Einen Abbau von Barrieren im Alltag forderte auch die Bundesarbeitsgemeinschaft (BAG) Selbsthilfe. „Unsere Gesellschaft würde viel enger zusammenwachsen und gerechte Lebensbedingungen für alle schaffen, wenn wir bei politischen und gesellschaftlichen Entscheidungsprozessen die Lebenswelten und Bedarfe von Menschen mit Behinderung von Anfang an mit einbeziehen würden“, sagte der Bundesgeschäftsführer der BAG Selbsthilfe, Martin Danner.
In der Gesellschaft sei man „noch lange nicht dort, wo wir laut UN-Behindertenrechtskonvention sein sollten und könnten.
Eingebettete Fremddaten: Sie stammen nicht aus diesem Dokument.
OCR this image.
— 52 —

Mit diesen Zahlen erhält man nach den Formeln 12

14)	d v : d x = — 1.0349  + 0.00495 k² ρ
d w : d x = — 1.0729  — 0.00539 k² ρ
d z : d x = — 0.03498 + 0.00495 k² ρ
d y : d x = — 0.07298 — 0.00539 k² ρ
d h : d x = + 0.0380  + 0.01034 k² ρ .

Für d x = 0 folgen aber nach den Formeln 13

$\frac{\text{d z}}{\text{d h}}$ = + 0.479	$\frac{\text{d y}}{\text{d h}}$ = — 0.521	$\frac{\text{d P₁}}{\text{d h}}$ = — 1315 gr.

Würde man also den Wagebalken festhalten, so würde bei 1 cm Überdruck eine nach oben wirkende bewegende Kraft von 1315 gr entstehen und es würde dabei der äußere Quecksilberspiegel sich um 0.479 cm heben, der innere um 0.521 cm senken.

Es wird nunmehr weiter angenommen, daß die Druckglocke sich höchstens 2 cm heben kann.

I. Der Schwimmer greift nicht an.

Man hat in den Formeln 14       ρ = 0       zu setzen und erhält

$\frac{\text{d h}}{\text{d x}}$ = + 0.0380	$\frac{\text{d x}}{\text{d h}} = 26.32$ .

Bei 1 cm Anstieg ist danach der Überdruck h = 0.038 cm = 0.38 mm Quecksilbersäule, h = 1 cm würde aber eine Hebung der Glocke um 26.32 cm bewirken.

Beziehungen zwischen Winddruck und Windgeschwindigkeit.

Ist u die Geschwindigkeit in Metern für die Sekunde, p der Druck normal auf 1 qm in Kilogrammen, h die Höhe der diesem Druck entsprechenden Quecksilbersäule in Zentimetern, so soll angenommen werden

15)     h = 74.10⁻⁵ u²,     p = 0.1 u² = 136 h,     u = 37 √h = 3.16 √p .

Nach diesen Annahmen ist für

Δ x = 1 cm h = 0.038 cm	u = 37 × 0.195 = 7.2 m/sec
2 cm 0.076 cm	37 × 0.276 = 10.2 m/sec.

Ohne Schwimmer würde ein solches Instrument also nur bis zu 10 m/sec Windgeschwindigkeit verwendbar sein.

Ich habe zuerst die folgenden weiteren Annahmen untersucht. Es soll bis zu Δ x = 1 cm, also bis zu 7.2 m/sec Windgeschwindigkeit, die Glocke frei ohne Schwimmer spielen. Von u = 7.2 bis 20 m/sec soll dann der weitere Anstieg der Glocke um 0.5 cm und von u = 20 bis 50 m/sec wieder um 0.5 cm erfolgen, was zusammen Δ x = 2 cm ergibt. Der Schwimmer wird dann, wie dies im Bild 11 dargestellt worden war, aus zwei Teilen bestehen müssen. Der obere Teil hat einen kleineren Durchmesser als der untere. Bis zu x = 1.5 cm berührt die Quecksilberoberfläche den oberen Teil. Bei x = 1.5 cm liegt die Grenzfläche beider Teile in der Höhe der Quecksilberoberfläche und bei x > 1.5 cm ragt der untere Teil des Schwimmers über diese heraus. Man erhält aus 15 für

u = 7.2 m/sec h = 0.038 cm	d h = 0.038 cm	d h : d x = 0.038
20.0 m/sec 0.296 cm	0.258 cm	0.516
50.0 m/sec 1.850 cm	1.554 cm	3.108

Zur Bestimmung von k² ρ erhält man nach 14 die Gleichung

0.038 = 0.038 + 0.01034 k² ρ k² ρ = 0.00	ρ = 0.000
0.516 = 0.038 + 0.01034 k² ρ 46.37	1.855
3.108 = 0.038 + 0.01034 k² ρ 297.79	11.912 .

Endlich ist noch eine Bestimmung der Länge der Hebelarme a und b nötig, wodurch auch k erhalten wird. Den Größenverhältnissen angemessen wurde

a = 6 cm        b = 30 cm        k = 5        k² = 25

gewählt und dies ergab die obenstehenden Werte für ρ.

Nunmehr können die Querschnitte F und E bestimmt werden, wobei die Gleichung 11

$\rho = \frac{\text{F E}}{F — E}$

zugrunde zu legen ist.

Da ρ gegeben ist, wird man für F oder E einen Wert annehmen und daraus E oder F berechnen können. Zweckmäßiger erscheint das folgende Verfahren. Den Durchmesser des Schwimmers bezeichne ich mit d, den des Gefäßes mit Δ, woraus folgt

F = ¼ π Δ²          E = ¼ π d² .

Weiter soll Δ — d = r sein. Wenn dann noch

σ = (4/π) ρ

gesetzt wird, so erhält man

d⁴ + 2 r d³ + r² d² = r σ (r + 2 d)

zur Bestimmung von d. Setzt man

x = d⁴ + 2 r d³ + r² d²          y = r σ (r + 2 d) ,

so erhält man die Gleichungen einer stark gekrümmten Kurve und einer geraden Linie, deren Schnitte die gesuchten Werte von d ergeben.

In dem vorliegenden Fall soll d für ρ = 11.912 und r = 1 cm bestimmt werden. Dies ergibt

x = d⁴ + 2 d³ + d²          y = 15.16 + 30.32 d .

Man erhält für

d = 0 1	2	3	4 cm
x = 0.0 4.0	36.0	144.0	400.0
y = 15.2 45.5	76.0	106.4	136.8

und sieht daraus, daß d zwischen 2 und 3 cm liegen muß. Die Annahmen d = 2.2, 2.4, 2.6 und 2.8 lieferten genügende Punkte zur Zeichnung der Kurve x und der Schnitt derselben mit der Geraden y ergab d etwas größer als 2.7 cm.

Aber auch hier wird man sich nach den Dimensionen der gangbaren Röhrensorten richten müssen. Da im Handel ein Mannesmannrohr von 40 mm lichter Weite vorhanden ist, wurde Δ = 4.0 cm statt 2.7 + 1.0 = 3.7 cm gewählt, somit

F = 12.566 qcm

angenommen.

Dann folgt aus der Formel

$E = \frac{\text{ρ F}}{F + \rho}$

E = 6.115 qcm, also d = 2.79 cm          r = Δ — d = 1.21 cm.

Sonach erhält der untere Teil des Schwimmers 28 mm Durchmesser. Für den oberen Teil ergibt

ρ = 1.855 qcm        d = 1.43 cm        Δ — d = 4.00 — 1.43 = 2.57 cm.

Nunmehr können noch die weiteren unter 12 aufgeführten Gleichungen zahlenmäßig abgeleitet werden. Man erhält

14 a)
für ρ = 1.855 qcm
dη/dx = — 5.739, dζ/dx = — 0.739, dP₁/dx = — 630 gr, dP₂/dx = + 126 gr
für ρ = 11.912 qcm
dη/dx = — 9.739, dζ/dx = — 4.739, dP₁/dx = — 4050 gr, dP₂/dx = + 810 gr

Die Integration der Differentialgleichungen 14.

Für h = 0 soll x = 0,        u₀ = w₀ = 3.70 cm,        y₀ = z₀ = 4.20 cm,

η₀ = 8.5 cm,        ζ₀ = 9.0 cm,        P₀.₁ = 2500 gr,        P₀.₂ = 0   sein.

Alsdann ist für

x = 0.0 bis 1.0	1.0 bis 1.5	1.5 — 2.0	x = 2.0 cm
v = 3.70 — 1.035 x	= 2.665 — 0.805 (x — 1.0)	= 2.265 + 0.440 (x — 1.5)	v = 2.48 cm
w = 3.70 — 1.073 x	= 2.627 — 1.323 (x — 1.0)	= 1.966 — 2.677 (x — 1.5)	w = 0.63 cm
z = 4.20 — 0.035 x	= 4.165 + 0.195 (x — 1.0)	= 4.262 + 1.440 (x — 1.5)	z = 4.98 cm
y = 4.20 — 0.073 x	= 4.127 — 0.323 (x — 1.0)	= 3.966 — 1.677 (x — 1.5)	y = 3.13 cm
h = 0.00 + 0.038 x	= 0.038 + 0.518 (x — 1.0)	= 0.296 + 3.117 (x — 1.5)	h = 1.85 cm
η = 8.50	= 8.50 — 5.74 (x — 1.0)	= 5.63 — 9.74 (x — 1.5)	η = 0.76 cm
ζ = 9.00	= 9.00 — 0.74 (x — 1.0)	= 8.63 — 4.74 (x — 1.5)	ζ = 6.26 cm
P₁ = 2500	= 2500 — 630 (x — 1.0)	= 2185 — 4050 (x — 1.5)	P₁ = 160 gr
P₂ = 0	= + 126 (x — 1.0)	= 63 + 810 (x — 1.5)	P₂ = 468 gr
Wir müssen gemeinsam weiterdenken als nur 'von hier bis zur abgesenkten Bordsteinkante'!“, mahnte er. Die Inklusion müsse schon bei der Planung von Projekten und Initiativen mitgedacht und umgesetzt werden. Ein nachträglicher Abbau von Barrieren dauere „zumeist immer länger, kostet mehr Geld und ist häufig gar nicht optimal an die Lebenswelt von Menschen mit Behinderung anzupassen“, erklärte Danner.
Auch der Sozialverband VdK in NRW sieht noch Defizite. „Barrierefreiheit ist und bleibt im alltäglichen Leben eben oftmals leider immer noch ein Fremdwort. Selbst da, wo sie gesetzlich geregelt ist“, sagte der VdK-Landesvorsitzende Horst Vöge. In den Bereichen Wohnen, Mobilität, Gesundheitsversorgung und Digitales würden behinderte Personen „immer noch ausgegrenzt“. Zudem werde der Kreis der Betroffenen immer größer: Nach einer aktuellen Statistik ist die Zahl der anerkannt schwerbehinderten Menschen in NRW bis Ende 2021 auf mehr als 1,92 Millionen Menschen angestiegen, das seien fast elf Prozent der Bevölkerung in dem Bundesland.
Für eine gleichberechtigte Teilhabe von Menschen mit Behinderung auch in den Bereichen Sexualität, Schwangerschaft und Familienplanung sprach sich der Verein Donum Vitae aus. Für diese Personengruppe müssten „passgenaue Zugänge der Beratung“ gewährleistet sein. „Eine Partnerschaft eingehen, eine Familie gründen, die freie Entfaltung der Persönlichkeit und der Schutz vor Diskriminierung - das ist für Frauen und Männer mit Behinderung keine Selbstverständlichkeit“, sagte der Bundesvorsitzende von Donum Vitae, Olaf Tyllack.